Onu avucumun içinde evimize götürdüğümde iki haftalık ya var ya yoktu. Üçüncü ve en küçük oğlumuzdan söz ediyorum.
Junior'ımızdan. Köpeğimizden.
Geldiğinde evin en küçük oğluydu, şimdi en büyüğü, yani en yaşlısı oldu. 17'sinde. İnsan yaşıyla 119 yılını devirmiş oluyor.
Junior'ın ailemize katılmasından birkaç gün sonra eşimle yemeğe çıktık. O günlerde en sevdiğim yemeklerden biri yoğurtlu çoban kavurmaydı. O akşam da restoranda garson beni görür görmez, kavurma siparişini verdi bile.
Yemek önüme geldi, çatalı batırdım... Ve elimden fırlatıp attım. İçgüdüsel bir tepkiyle.
Gündüz yabancı ajanslardan birinin geçtiği fotoğraf gözümün önüne geldi.
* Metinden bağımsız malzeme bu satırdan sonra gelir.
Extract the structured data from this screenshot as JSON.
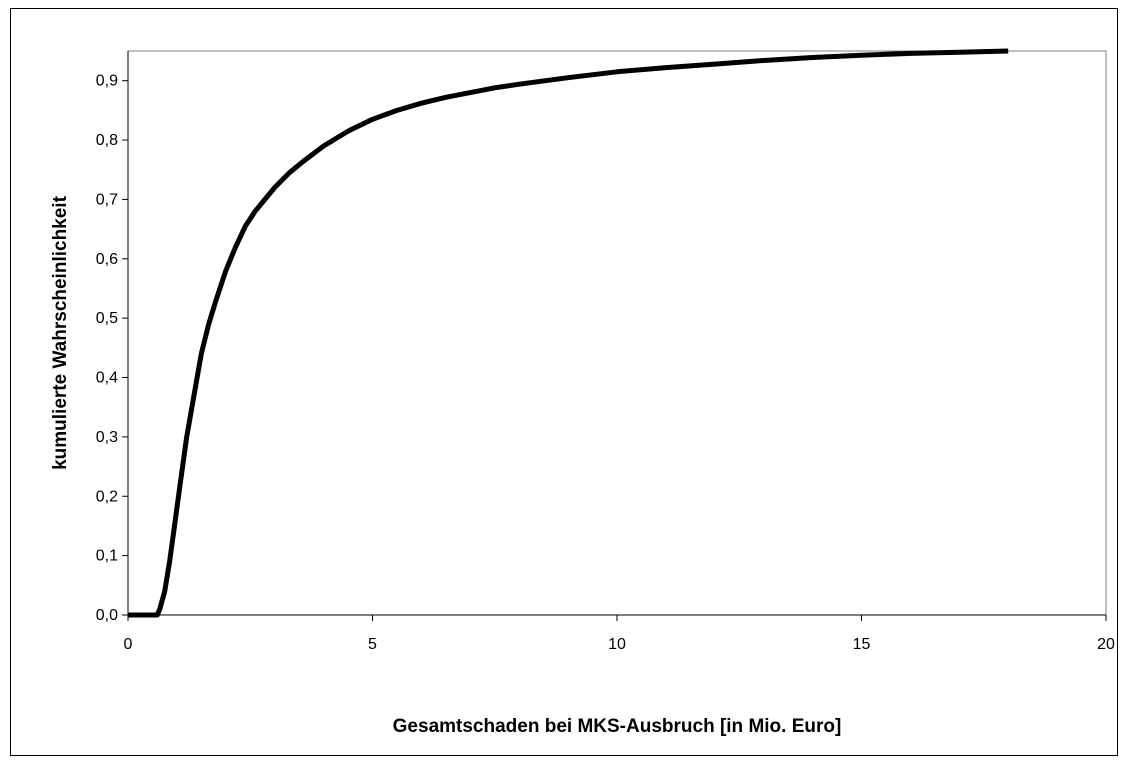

Filipinler mahreçli fotoğrafta bir bisikletin selesine doldurulmuş birbirinden güzel, birbirinden sevimli köpekler görülüyordu. Ve şöyle bir not vardı: "Bunların hepsi ölüme götürülüyor. Akşam restoranların en gözde yemeği olacaklar..."
Tabağımdaki yoğurtlu çoban kavurmaya çatalı batırdığımda, sanki kendi köpeğimi, Junior'ımızı yiyormuşum gibi geldi.
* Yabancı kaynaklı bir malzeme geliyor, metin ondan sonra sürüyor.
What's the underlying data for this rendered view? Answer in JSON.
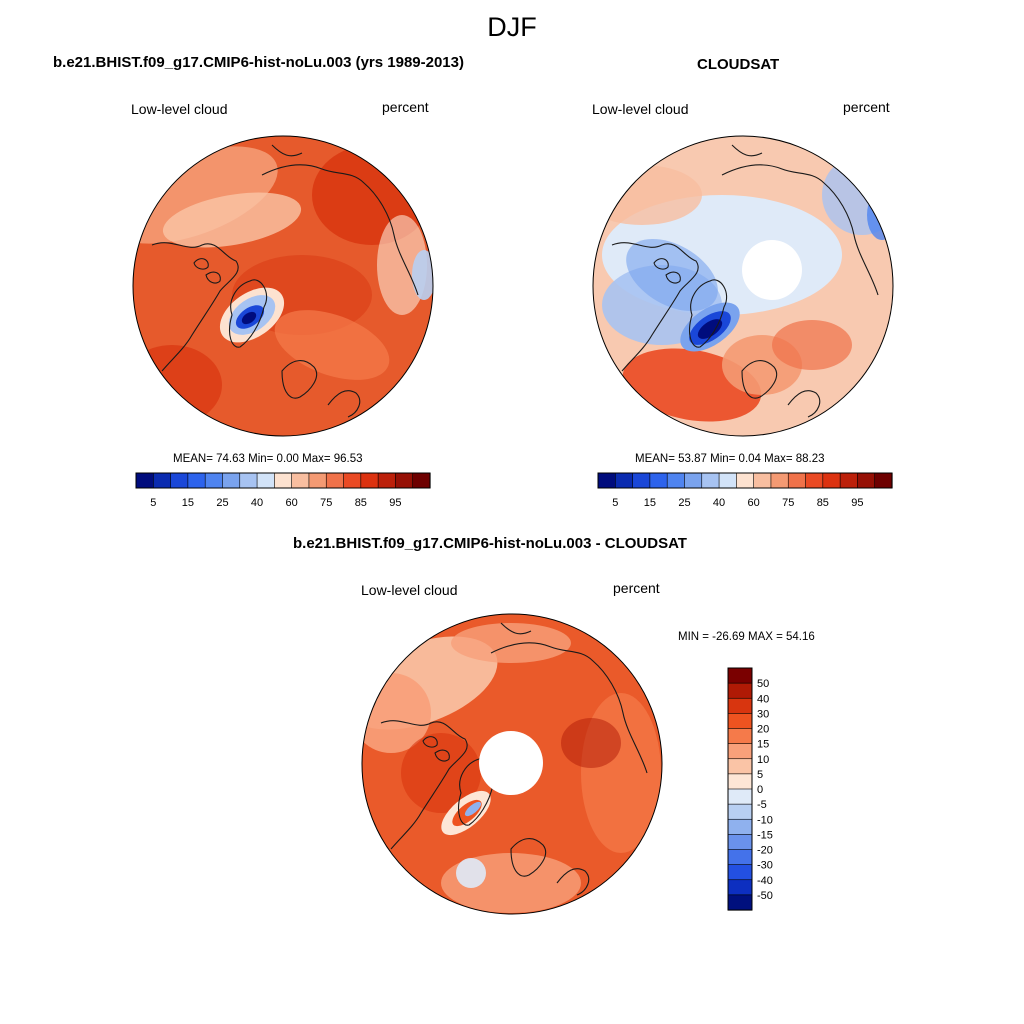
{
  "title": "DJF",
  "panels": [
    {
      "title": "b.e21.BHIST.f09_g17.CMIP6-hist-noLu.003 (yrs 1989-2013)",
      "left_label": "Low-level cloud",
      "right_label": "percent",
      "stats": "MEAN=  74.63  Min=   0.00  Max=  96.53"
    },
    {
      "title": "CLOUDSAT",
      "left_label": "Low-level cloud",
      "right_label": "percent",
      "stats": "MEAN=  53.87  Min=   0.04  Max=  88.23"
    },
    {
      "title": "b.e21.BHIST.f09_g17.CMIP6-hist-noLu.003 - CLOUDSAT",
      "left_label": "Low-level cloud",
      "right_label": "percent",
      "stats": "MIN = -26.69 MAX =  54.16"
    }
  ],
  "chart_data": [
    {
      "type": "heatmap",
      "projection": "north polar stereographic",
      "variable": "Low-level cloud",
      "units": "percent",
      "mean": 74.63,
      "min": 0.0,
      "max": 96.53,
      "colorbar": {
        "orientation": "horizontal",
        "boundaries": [
          5,
          10,
          15,
          20,
          25,
          30,
          40,
          50,
          60,
          65,
          70,
          75,
          80,
          85,
          90,
          95
        ],
        "tick_labels": [
          "5",
          "15",
          "25",
          "40",
          "60",
          "75",
          "85",
          "95"
        ],
        "colors": [
          "#000c7d",
          "#0a2bb0",
          "#1a47d8",
          "#2d63ec",
          "#4f84f0",
          "#7aa3ee",
          "#a7c3f2",
          "#d2e3f8",
          "#fde2d0",
          "#f8bea0",
          "#f49a73",
          "#f0724a",
          "#ea4a24",
          "#dc3210",
          "#bc200a",
          "#961005",
          "#6e0000"
        ]
      }
    },
    {
      "type": "heatmap",
      "projection": "north polar stereographic",
      "variable": "Low-level cloud",
      "units": "percent",
      "mean": 53.87,
      "min": 0.04,
      "max": 88.23,
      "colorbar": {
        "orientation": "horizontal",
        "boundaries": [
          5,
          10,
          15,
          20,
          25,
          30,
          40,
          50,
          60,
          65,
          70,
          75,
          80,
          85,
          90,
          95
        ],
        "tick_labels": [
          "5",
          "15",
          "25",
          "40",
          "60",
          "75",
          "85",
          "95"
        ],
        "colors": [
          "#000c7d",
          "#0a2bb0",
          "#1a47d8",
          "#2d63ec",
          "#4f84f0",
          "#7aa3ee",
          "#a7c3f2",
          "#d2e3f8",
          "#fde2d0",
          "#f8bea0",
          "#f49a73",
          "#f0724a",
          "#ea4a24",
          "#dc3210",
          "#bc200a",
          "#961005",
          "#6e0000"
        ]
      }
    },
    {
      "type": "heatmap",
      "projection": "north polar stereographic",
      "variable": "Low-level cloud",
      "units": "percent",
      "min": -26.69,
      "max": 54.16,
      "colorbar": {
        "orientation": "vertical",
        "boundaries": [
          -50,
          -40,
          -30,
          -20,
          -15,
          -10,
          -5,
          0,
          5,
          10,
          15,
          20,
          30,
          40,
          50
        ],
        "tick_labels": [
          "50",
          "40",
          "30",
          "20",
          "15",
          "10",
          "5",
          "0",
          "-5",
          "-10",
          "-15",
          "-20",
          "-30",
          "-40",
          "-50"
        ],
        "colors_top_to_bottom": [
          "#7a0000",
          "#b01a05",
          "#d8350f",
          "#ee5320",
          "#f57a4a",
          "#f8a07a",
          "#fac4a6",
          "#fde6d6",
          "#dfeaf8",
          "#b8cff2",
          "#8fb1ee",
          "#6a92ec",
          "#4472ea",
          "#2350e2",
          "#0d2fc0",
          "#00107e"
        ]
      }
    }
  ]
}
O akşam vejetaryen oldum. Bir başka deyişle 17 yıldır ne et, ne tavuk, ne balık... Ne de herhangi bir et suyu...
Son nefesimi verinceye kadar da öyle gidecek.
Dünyamızın nüfusu halen 7 milyar. 2050'de buna 2 milyar kişi daha eklenecek.
Zaten bugün yetersiz olan su kaynakları, 2050'de daha da azalacak.
Düşünün; bugün 7 milyar insanın 1.3 milyarı içme suyundan yoksun. 2050'de 9 milyar insanda bu oran kim bilir nerelere yükselecek...
İçme suyuna bir de enerji krizi eklenecek: Çünkü elektrik üretimi için yeterli akarsu kalmayacak. Oysa enerji talebi 2050'de bugüne göre yüzde 60 artmış olacak.